Note: I randomly found this stackoverflow question on embedding existing graphics in knitr chunks. I don’t need this now but it might come in handy. Remember…

“It is better to have it and not need it… than to need it and not have it” :wink:

Base ploting system

An example of a pretty basic but informative plot produced using the base plotting system (R’s simple default).

# a simple plot of the data
plotTitle = "Pressure Dataset: Plot of Pressure and temperature"
plotAxes = c(x = "Temperature", y = "Pressure")
plot(pressure$temperature, pressure$pressure, main = plotTitle,
xlab = plotAxes[['x']], ylab = plotAxes[['y']])

plot of chunk basic_data_plot

ggplot2 ploting system

The same information displayed using the ever popular and highly potent ggplot2.

library(ggplot2)
pressureFig = ggplot(data=pressure) + aes(x=temperature, y=pressure) + geom_point(color = "blue") + theme_minimal() + labs(title = plotTitle, x = plotAxes[['x']], y = plotAxes[['y']])
pressureFig

plot of chunk unnamed-chunk-1

Setup

That was a nice and simple walkthrough to show how RMarkdown data can be processed and incorporated neatly into a Jekyll-based web authoring framework. More importantly, this is essentially a first test of getting knitr-jekyll integrated into my system.

The obvious question is: “how did you do this?”. I deliberatly left this to last because I wanted to demonstrate the results of the process as a justification (of sorts) for the effort invested before describing how this was achieved.

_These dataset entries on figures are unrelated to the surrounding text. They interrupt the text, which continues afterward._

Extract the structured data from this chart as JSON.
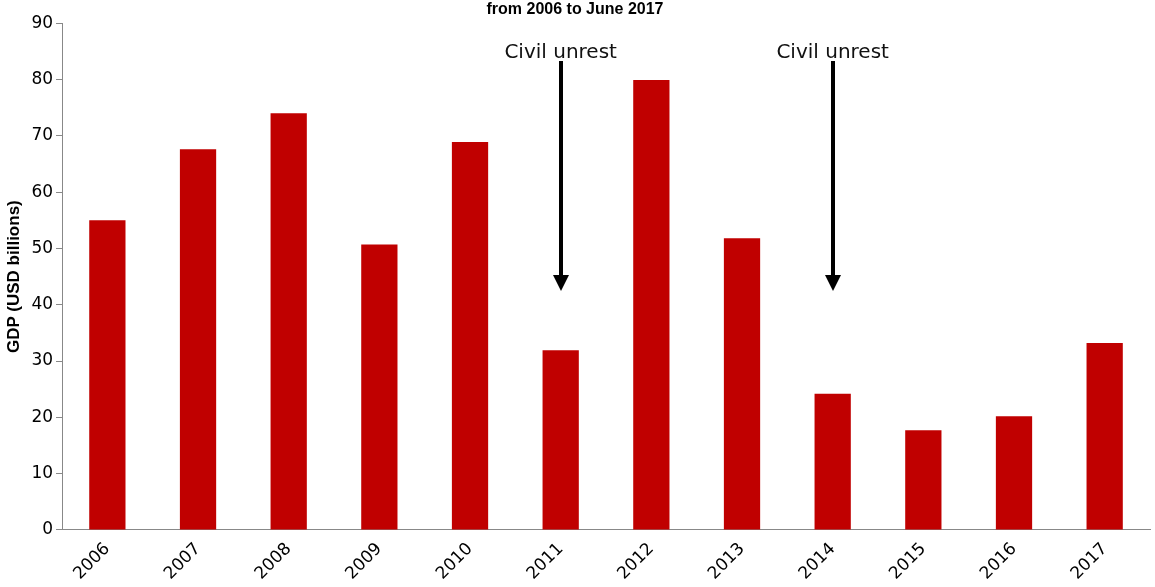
{
  "chart_data": {
    "type": "bar",
    "title": "from 2006 to June 2017",
    "ylabel": "GDP (USD billions)",
    "categories": [
      "2006",
      "2007",
      "2008",
      "2009",
      "2010",
      "2011",
      "2012",
      "2013",
      "2014",
      "2015",
      "2016",
      "2017"
    ],
    "values": [
      55.0,
      67.6,
      74.0,
      50.7,
      68.9,
      31.9,
      79.9,
      51.8,
      24.2,
      17.7,
      20.2,
      33.2
    ],
    "color": "#c00000",
    "ylim": [
      0,
      90
    ],
    "yticks": [
      0,
      10,
      20,
      30,
      40,
      50,
      60,
      70,
      80,
      90
    ],
    "grid": false,
    "legend": false,
    "annotations": [
      "Civil unrest",
      "Civil unrest"
    ]
  }
}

I basically followed the strategy that I discussed previously, making modifications as I went. The steps to create the current setup were:

  1. Install the servr R package
  2. Create the _source/ subdirectory for RMarkdown version of posts to process
    • included a _source/helper_scripts/ subdirectory to house the helper scripts that I need
    • the first helper file process_posts.R contains the process_rmd_posts() function, which is basically a wrapper of servr::jekyll() with a custom jekyll command (I prefix with “bundle exec” due to my present config and I sometimes work with drafts or future posts). The most important change is that I set the serve parameter to false (i.e. serve=F). This was because RStudio crashes everytime I try to build using the default option of true :alien:. However, this isn’t a problem for me as I don’t want to serve the website in RStudio anyway and use a web browser instance instead :wink:.
  3. Imported the original build.R code and made modifications (compare with my current version here) during setup.
    • images saved to the images/fig/posts/ subdirectory because I didn’t want to have another “top level” subdirectory devoted to images (originally called figure/), when the images/ folder housed all of my site graphics. Took a litle mucking around but it was worth it. This is setup so that any Rmd content with the pages layout can later be stored in images/fig/pages/ (still to work on that further).
    • Fixed an issue with figure image links where images were stored in the expected location but not properly linked in the document. I can only presume that this was due to how the baseurl YAML variable was setup in the Jekyll Now _config.yaml file.

Conclusion

This is a really good start and I will work on dealing with processing drafts and pages later :smile:.